Considérations générales.

— L’élevage du lapin est, avec celui des volailles, une précieuse ressource pour les petites exploitations. Cet élevage ne nécessite que des installations assez sommaires et peu coûteuses pour les élevages limités. L’utilisation des débris de cuisine ou des plantes sarclées des jardins offre, par ailleurs, des ressources alimentaires qui, sans cela, seraient perdues. Dans ces conditions, les maladies sont assez rares, les pertes toujours minimes.

Dans les élevages en grand, organisés pour la production de la viande et celle des fourrures, les épidémies sont au contraire fréquentes et s’y développent souvent avec rapidité, en proportion même de la densité des effectifs et de la promiscuité qui en est fatalement la conséquence. Étant donnée, d’autre part, la valeur actuelle de la viande de lapin, l’éleveur a tout intérêt à bien soigner ses animaux, à les visiter souvent, de façon à s’opposer à l’extension de certaines maladies contagieuses qui pourraient gravement compromettre l’avenir de son élevage. Parmi celles-ci, les gales doivent particulièrement retenir son attention en raison des pertes qu’elles provoquent, même parmi les jeunes.

Le lapin peut être atteint de deux sortes de gales, différentes par l’acare qui les produit et les régions sur lesquelles elles évoluent : la gale des oreilles et celle du corps. Nous les étudierons successivement.

Gale des oreilles.

— La gale des oreilles est une affection contagieuse, assez fréquente chez les lapins, surtout dans les élevages subissant de nombreuses mutations. Elle peut atteindre les sujets à n’importe quel âge ; mais elle est beaucoup plus grave chez les jeunes, où elle peut provoquer une forte mortalité.

Causes et symptômes.

— La maladie est provoquée par un parasite microscopique, un acare découvert par Delafond, en 1857, le Psoroptes communis.
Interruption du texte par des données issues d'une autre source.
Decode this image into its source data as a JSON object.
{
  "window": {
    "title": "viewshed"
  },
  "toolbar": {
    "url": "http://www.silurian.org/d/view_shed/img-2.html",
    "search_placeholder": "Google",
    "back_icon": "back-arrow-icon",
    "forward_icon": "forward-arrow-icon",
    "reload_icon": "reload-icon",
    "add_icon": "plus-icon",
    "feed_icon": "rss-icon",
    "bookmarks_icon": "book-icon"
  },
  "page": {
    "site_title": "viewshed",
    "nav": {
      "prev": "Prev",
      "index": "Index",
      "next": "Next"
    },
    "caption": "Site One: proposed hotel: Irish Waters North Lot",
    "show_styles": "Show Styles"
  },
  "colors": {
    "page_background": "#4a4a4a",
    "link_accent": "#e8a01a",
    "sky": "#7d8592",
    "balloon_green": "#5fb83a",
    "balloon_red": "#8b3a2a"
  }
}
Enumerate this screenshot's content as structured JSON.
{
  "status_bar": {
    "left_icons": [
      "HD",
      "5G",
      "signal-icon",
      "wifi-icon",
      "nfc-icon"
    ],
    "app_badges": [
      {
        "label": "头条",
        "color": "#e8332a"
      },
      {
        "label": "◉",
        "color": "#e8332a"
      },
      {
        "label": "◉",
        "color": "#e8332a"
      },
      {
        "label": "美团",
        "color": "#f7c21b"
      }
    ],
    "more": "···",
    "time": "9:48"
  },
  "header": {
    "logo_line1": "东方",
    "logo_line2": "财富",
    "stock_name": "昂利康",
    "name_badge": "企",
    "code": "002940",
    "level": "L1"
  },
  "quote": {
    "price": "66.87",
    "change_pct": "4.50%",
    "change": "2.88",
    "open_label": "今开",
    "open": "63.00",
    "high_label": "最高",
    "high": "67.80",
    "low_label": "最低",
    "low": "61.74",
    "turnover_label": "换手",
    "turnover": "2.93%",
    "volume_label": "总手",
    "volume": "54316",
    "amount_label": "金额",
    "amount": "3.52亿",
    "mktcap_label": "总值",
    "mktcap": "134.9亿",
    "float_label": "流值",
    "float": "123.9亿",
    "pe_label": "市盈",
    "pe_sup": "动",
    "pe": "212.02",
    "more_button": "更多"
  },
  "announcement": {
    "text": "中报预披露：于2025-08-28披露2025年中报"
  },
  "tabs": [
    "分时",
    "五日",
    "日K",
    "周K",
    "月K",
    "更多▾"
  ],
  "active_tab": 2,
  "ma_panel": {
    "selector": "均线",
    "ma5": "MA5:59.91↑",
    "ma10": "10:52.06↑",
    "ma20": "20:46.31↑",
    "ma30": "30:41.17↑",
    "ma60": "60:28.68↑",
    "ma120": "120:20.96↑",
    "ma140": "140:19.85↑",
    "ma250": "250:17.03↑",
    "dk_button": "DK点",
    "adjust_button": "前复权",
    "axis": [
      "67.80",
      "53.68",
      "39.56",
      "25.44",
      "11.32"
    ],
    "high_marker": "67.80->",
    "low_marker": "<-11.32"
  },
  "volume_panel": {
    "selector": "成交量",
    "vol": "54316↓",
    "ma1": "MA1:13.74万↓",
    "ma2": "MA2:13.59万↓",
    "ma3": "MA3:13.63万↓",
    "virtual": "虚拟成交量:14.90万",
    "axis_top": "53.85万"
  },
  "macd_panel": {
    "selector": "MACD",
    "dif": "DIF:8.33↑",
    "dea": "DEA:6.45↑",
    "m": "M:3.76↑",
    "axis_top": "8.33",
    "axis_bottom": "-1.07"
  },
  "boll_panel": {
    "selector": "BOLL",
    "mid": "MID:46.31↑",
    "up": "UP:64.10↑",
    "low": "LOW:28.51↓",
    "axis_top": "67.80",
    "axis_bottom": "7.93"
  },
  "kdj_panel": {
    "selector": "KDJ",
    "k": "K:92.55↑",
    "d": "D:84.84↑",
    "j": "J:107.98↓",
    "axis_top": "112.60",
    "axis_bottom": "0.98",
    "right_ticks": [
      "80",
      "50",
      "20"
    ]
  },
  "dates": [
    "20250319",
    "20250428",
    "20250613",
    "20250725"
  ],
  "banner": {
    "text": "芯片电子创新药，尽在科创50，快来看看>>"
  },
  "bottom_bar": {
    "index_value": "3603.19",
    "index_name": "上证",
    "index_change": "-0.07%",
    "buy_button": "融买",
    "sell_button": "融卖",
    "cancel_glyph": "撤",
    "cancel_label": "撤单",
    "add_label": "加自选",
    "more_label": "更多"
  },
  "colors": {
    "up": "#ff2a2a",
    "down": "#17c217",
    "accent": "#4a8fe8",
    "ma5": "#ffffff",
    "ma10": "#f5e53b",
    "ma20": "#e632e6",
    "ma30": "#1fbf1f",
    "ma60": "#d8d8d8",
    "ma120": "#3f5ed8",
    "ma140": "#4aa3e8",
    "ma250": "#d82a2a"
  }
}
La contagion est extrêmement facile dans les clapiers, par contact direct et par contagion indirecte dans les loges infestées.

La contagion de la mère aux jeunes se fait de très bonne heure ; les petits lapereaux peuvent succomber à l’âge de quelques semaines, alors qu’on voit à peine les lésions se constituer dans l’oreille de ces jeunes.

C’est, en général, l’introduction de lapins étrangers dans un élevage qui est le point de départ de l’affection. Un seul malade suffit à contaminer tout le reste du lot.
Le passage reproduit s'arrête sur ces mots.